Rabies, which almost always is caused by bites from rabid dogs, kills tens of thousands of people a year worldwide.
The viral disease is rare in developed countries thanks to routine vaccination of pet dogs, but still kills about 69,000 people globally every year, mostly in poor and rural parts of Africa and Asia.
About a third of rabies-related deaths are in India alone.
The virus, present in an infected animal’s saliva, is transmitted to people through a deep bite. It is one of the few diseases in which a person can be protected by a vaccine after being exposed.
Its incubation period is usually one to three months.
As the virus spreads through the central nervous system, fatal inflammation of the brain and spinal cord occurs.
In the United States, treatment for someone infected with rabies is not cheap. The post-exposure sequence of shots could cost up to $15,000.
An animal infected with rabies will show strange behavior, including fearfulness, aggression, excessive drooling, staggering, and paralysis.
Padhaisky is warning the public that if they see an animal that is showing signs of being infected with rabies, ‘Do not touch it. Do not go near it.’
Authorities said those who think their child may have been exposed should contact the Manor school district at 512-278-4093, and a healthcare provider. They said people should also call Manor Animal Control at 512-230-8348.

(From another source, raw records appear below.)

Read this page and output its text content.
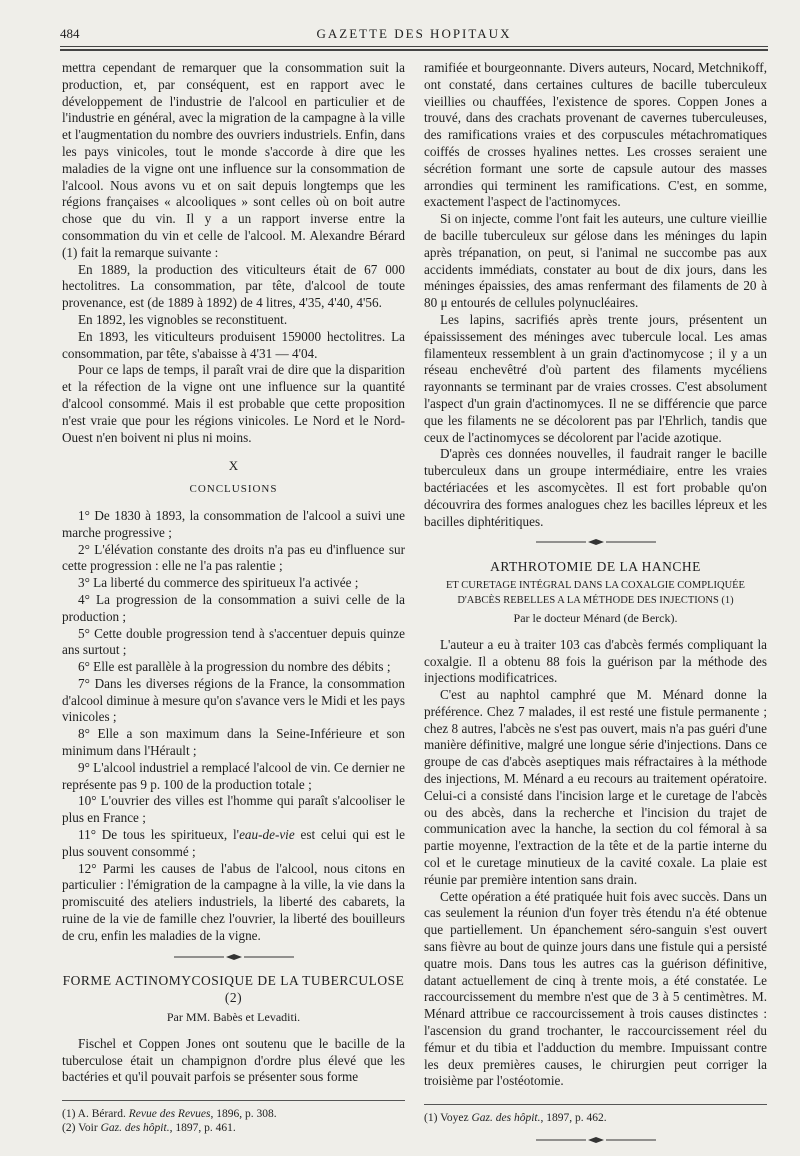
484	GAZETTE DES HOPITAUX

mettra cependant de remarquer que la consommation suit la production, et, par conséquent, est en rapport avec le développement de l'industrie de l'alcool en particulier et de l'industrie en général, avec la migration de la campagne à la ville et l'augmentation du nombre des ouvriers industriels. Enfin, dans les pays vinicoles, tout le monde s'accorde à dire que les maladies de la vigne ont une influence sur la consommation de l'alcool. Nous avons vu et on sait depuis longtemps que les régions françaises « alcooliques » sont celles où on boit autre chose que du vin. Il y a un rapport inverse entre la consommation du vin et celle de l'alcool. M. Alexandre Bérard (1) fait la remarque suivante :

En 1889, la production des viticulteurs était de 67 000 hectolitres. La consommation, par tête, d'alcool de toute provenance, est (de 1889 à 1892) de 4 litres, 4'35, 4'40, 4'56.

En 1892, les vignobles se reconstituent.

En 1893, les viticulteurs produisent 159000 hectolitres. La consommation, par tête, s'abaisse à 4'31 — 4'04.

Pour ce laps de temps, il paraît vrai de dire que la disparition et la réfection de la vigne ont une influence sur la quantité d'alcool consommé. Mais il est probable que cette proposition n'est vraie que pour les régions vinicoles. Le Nord et le Nord-Ouest n'en boivent ni plus ni moins.

X
CONCLUSIONS

1° De 1830 à 1893, la consommation de l'alcool a suivi une marche progressive ;

2° L'élévation constante des droits n'a pas eu d'influence sur cette progression : elle ne l'a pas ralentie ;

3° La liberté du commerce des spiritueux l'a activée ;

4° La progression de la consommation a suivi celle de la production ;

5° Cette double progression tend à s'accentuer depuis quinze ans surtout ;

6° Elle est parallèle à la progression du nombre des débits ;

7° Dans les diverses régions de la France, la consommation d'alcool diminue à mesure qu'on s'avance vers le Midi et les pays vinicoles ;

8° Elle a son maximum dans la Seine-Inférieure et son minimum dans l'Hérault ;

9° L'alcool industriel a remplacé l'alcool de vin. Ce dernier ne représente pas 9 p. 100 de la production totale ;

10° L'ouvrier des villes est l'homme qui paraît s'alcooliser le plus en France ;

11° De tous les spiritueux, l'eau-de-vie est celui qui est le plus souvent consommé ;

12° Parmi les causes de l'abus de l'alcool, nous citons en particulier : l'émigration de la campagne à la ville, la vie dans la promiscuité des ateliers industriels, la liberté des cabarets, la ruine de la vie de famille chez l'ouvrier, la liberté des bouilleurs de cru, enfin les maladies de la vigne.

FORME ACTINOMYCOSIQUE DE LA TUBERCULOSE (2)
Par MM. Babès et Levaditi.

Fischel et Coppen Jones ont soutenu que le bacille de la tuberculose était un champignon d'ordre plus élevé que les bactéries et qu'il pouvait parfois se présenter sous forme

(1) A. Bérard. Revue des Revues, 1896, p. 308.

(2) Voir Gaz. des hôpit., 1897, p. 461.

ramifiée et bourgeonnante. Divers auteurs, Nocard, Metchnikoff, ont constaté, dans certaines cultures de bacille tuberculeux vieillies ou chauffées, l'existence de spores. Coppen Jones a trouvé, dans des crachats provenant de cavernes tuberculeuses, des ramifications vraies et des corpuscules métachromatiques coiffés de crosses hyalines nettes. Les crosses seraient une sécrétion formant une sorte de capsule autour des masses arrondies qui terminent les ramifications. C'est, en somme, exactement l'aspect de l'actinomyces.

Si on injecte, comme l'ont fait les auteurs, une culture vieillie de bacille tuberculeux sur gélose dans les méninges du lapin après trépanation, on peut, si l'animal ne succombe pas aux accidents immédiats, constater au bout de dix jours, dans les méninges épaissies, des amas renfermant des filaments de 20 à 80 μ entourés de cellules polynucléaires.

Les lapins, sacrifiés après trente jours, présentent un épaississement des méninges avec tubercule local. Les amas filamenteux ressemblent à un grain d'actinomycose ; il y a un réseau enchevêtré d'où partent des filaments mycéliens rayonnants se terminant par de vraies crosses. C'est absolument l'aspect d'un grain d'actinomyces. Il ne se différencie que parce que les filaments ne se décolorent pas par l'Ehrlich, tandis que ceux de l'actinomyces se décolorent par l'acide azotique.

D'après ces données nouvelles, il faudrait ranger le bacille tuberculeux dans un groupe intermédiaire, entre les vraies bactériacées et les ascomycètes. Il est fort probable qu'on découvrira des formes analogues chez les bacilles lépreux et les bacilles diphtéritiques.

ARTHROTOMIE DE LA HANCHE
ET CURETAGE INTÉGRAL DANS LA COXALGIE COMPLIQUÉE D'ABCÈS REBELLES A LA MÉTHODE DES INJECTIONS (1)
Par le docteur Ménard (de Berck).

L'auteur a eu à traiter 103 cas d'abcès fermés compliquant la coxalgie. Il a obtenu 88 fois la guérison par la méthode des injections modificatrices.

C'est au naphtol camphré que M. Ménard donne la préférence. Chez 7 malades, il est resté une fistule permanente ; chez 8 autres, l'abcès ne s'est pas ouvert, mais n'a pas guéri d'une manière définitive, malgré une longue série d'injections. Dans ce groupe de cas d'abcès aseptiques mais réfractaires à la méthode des injections, M. Ménard a eu recours au traitement opératoire. Celui-ci a consisté dans l'incision large et le curetage de l'abcès ou des abcès, dans la recherche et l'incision du trajet de communication avec la hanche, la section du col fémoral à sa partie moyenne, l'extraction de la tête et de la partie interne du col et le curetage minutieux de la cavité coxale. La plaie est réunie par première intention sans drain.

Cette opération a été pratiquée huit fois avec succès. Dans un cas seulement la réunion d'un foyer très étendu n'a été obtenue que partiellement. Un épanchement séro-sanguin s'est ouvert sans fièvre au bout de quinze jours dans une fistule qui a persisté quatre mois. Dans tous les autres cas la guérison définitive, datant actuellement de cinq à trente mois, a été constatée. Le raccourcissement du membre n'est que de 3 à 5 centimètres. M. Ménard attribue ce raccourcissement à trois causes distinctes : l'ascension du grand trochanter, le raccourcissement réel du fémur et du tibia et l'adduction du membre. Impuissant contre les deux premières causes, le chirurgien peut corriger la troisième par l'ostéotomie.

(1) Voyez Gaz. des hôpit., 1897, p. 462.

RABIES, EXPLAINED: BACKYARD ANIMALS CARRY THE DISEASE THAT IS NEARLY 100% FATAL
By Mary Kekatos, Health Reporter for DailyMail.com
Rabies is a virus that attacks the central nervous system and the brain.
It is almost 100 percent fatal if left untreated.
The virus spreads to people via the saliva of infected animals, usually from a bite, but the saliva can also enter through a cut or break in the skin.
In the US, the animals that most commonly transmit rabies are bats, coyotes, foxes, raccoons and skunks.
Signs and symptoms:
- Excessive salivation
- Difficulty swallowing
The virus can lay dormant in the body between one and three months in what is known as the ‘incubation period’.
When a person begins showing symptoms, the disease has usually progressed to a point where it is fatal.
Those who believe they’ve been bitten by a rabid animal should wash their wound with soap and water and immediately seek medical attention.
The Mayo Clinic states that two forms of medication need to be given, within 10 days of infection.
- Rabies immune globulin shot: Gives a person antibodies against the virus and should be administered near the bite site as soon as possible after the bite
- Series of vaccine shots: Helps the body make its own antibodies against the virus. There are four shots that are administered over 14 days
According to the Centers for Disease Control and Prevention, there have only been 23 cases reported of rabies in the US from 2008 to 2017, with eight of those being contracted outside the US and its territories.
There are typically one to three cases reported every year, the agency says.